En attendant que la justice se fixe sur leurs sorts, les présumés délinquants financiers continuent de faire de la Maison centrale d'arrêt de Bamako (MCA) leur Quartier Général (QG). Cela, à cause d’un certain Mamoudou Kassogué, procureur du Pôle économique et financier qui a juré de mettre fin à la corruption dans notre pays.

Après Bakary Togola, président de l’Assemblée Permanente des Chambres d’Agriculture du Mali (APCAM), mis sous mandant de dépôt le 13 septembre 2019 dans l’affaire de détournement de ristournes destinées aux paysans dont le montant se chiffre à 9 milliards 462 millions 152 mille 71 francs CFA, le procureur du Pôle économique et financier, Mamoudou Kassogué, est toujours resté sur sa garde. Plusieurs autres personnes ont été également entendues pour des dossiers les concernant.

Le 17 octobre 2019, cinq personnes, dont le sous-préfet de Kati, Arouna Diarra et le maire de Baguinéda, Salia Diarra ont été aussi interpelées et mises sous mandat de dépôt à la Maison centrale d’arrêt de Bamako par le juge d'instruction du 5ème cabinet du pôle économique, toujours en collaboration avec le même procureur, Mamoudou Kassogué. Ils sont soupçonnés d’avoir détourné plus 150 millions de francs CFA. Ces arrestations interviennent alors que le vérificateur général signale dans son rapport de 2018 une irrégularité financière estimée à plus 529 millions FCFA au sein de la mairie de Baguinéda.

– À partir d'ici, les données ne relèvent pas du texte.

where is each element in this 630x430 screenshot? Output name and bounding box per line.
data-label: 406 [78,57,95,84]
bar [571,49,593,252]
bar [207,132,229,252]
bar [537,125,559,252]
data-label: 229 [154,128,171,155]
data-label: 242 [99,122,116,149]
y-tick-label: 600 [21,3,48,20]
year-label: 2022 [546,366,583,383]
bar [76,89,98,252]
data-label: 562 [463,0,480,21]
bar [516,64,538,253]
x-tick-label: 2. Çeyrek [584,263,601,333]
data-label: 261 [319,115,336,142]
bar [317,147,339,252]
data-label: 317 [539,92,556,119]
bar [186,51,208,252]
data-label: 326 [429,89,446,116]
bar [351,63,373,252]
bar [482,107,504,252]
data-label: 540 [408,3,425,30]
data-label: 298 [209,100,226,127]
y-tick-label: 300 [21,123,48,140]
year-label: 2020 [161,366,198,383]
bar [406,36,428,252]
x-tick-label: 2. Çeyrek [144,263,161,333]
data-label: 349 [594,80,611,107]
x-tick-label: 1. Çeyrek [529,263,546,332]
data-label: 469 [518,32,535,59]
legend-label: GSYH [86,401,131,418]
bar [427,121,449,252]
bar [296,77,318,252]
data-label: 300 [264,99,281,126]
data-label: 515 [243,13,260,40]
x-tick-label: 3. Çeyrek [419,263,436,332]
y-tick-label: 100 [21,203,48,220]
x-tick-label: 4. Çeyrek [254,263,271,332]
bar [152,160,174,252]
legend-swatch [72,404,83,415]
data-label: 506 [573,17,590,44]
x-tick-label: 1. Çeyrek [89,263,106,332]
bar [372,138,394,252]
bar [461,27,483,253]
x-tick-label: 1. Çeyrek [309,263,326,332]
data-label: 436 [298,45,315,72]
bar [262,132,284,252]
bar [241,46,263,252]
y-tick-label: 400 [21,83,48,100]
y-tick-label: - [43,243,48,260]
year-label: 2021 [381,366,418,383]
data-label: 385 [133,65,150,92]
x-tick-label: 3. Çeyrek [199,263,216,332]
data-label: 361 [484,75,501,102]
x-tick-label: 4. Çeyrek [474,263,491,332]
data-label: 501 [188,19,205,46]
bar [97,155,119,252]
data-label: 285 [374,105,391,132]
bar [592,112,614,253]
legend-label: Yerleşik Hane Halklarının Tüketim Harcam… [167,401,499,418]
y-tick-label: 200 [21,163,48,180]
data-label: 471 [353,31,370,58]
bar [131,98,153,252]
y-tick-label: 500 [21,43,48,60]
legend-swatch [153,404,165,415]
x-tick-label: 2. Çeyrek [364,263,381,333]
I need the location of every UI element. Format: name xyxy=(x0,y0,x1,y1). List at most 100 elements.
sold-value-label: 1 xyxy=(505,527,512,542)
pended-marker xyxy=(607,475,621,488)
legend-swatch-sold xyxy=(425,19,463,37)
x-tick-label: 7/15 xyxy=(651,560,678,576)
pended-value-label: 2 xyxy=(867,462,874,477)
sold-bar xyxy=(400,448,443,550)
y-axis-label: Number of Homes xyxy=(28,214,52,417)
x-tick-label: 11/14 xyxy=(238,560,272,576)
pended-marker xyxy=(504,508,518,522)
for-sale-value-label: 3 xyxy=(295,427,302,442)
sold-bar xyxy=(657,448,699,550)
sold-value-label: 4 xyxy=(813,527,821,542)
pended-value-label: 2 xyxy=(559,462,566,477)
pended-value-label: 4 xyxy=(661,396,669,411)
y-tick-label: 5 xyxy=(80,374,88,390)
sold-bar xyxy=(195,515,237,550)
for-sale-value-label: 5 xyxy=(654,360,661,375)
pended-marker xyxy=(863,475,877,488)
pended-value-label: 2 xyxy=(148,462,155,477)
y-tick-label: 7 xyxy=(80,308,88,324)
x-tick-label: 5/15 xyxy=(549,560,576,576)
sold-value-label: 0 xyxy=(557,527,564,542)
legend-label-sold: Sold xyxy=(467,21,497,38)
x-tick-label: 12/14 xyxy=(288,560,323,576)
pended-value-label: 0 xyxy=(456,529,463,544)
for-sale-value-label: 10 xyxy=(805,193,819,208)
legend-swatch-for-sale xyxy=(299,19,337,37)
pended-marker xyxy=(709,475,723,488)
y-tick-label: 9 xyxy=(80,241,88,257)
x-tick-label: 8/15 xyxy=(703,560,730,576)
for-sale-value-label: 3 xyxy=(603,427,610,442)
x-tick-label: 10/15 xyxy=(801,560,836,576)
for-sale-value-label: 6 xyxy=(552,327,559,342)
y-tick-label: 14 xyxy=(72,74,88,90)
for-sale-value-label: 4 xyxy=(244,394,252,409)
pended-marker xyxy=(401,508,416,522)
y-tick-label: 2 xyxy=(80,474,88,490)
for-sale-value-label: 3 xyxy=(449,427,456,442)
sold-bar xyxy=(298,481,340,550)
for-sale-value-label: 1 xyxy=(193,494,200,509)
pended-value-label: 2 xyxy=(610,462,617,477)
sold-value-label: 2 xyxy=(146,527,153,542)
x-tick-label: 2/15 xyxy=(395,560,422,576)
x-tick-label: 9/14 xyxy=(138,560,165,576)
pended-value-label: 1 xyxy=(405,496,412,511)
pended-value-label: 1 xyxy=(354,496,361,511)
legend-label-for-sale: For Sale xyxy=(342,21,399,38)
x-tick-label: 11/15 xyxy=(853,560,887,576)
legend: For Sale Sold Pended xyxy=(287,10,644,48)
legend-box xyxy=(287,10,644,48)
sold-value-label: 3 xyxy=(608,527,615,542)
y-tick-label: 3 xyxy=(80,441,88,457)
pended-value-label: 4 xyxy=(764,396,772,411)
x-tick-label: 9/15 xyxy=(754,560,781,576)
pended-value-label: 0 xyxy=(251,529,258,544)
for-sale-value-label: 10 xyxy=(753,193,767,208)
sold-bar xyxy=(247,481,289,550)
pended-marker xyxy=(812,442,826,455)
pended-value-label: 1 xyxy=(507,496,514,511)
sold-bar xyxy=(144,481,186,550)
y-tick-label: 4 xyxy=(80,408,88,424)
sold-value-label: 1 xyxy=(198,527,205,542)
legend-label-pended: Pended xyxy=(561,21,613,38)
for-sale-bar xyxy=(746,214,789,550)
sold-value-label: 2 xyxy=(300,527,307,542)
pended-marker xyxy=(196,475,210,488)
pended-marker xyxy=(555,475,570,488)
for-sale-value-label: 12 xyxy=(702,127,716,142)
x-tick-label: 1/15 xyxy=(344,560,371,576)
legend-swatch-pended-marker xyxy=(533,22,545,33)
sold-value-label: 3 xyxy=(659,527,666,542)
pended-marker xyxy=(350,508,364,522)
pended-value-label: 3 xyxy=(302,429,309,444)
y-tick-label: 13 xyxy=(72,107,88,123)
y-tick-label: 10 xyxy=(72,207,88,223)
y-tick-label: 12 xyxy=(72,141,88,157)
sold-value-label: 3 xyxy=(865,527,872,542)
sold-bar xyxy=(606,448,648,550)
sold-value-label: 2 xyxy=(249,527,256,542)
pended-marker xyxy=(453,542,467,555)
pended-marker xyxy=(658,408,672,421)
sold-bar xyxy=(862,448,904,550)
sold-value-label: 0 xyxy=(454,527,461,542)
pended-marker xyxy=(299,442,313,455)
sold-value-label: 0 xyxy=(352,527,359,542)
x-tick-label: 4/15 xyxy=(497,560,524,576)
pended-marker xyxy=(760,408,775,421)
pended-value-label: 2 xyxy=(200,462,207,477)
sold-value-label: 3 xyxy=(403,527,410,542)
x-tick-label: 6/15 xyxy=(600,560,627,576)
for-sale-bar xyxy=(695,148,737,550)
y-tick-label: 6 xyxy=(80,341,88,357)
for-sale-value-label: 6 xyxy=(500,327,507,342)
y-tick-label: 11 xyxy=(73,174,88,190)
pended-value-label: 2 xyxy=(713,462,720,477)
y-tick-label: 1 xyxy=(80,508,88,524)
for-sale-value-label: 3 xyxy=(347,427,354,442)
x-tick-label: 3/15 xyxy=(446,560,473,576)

Aussi, le maire du district de Bamako, Adama Sangaré, a été placé en garde à vue le 21 octobre 2019 par le procureur du Pole économique et financier, Mamoudou Kassogué, avant d’être présenté devant un juge d’instruction le 22 octobre 2019 et mis finalement sous mandat de dépôt le même jour. Il est soupçonné d’avoir détourné un fonds public destiné à  l’embellissement  de la ville de Bamako en éclairage et  autres, dont le montant est estimé à plus de 400 millions de francs CFA. Donc, il a également fait son QG à la Maison centrale d'arrêt de Bamako.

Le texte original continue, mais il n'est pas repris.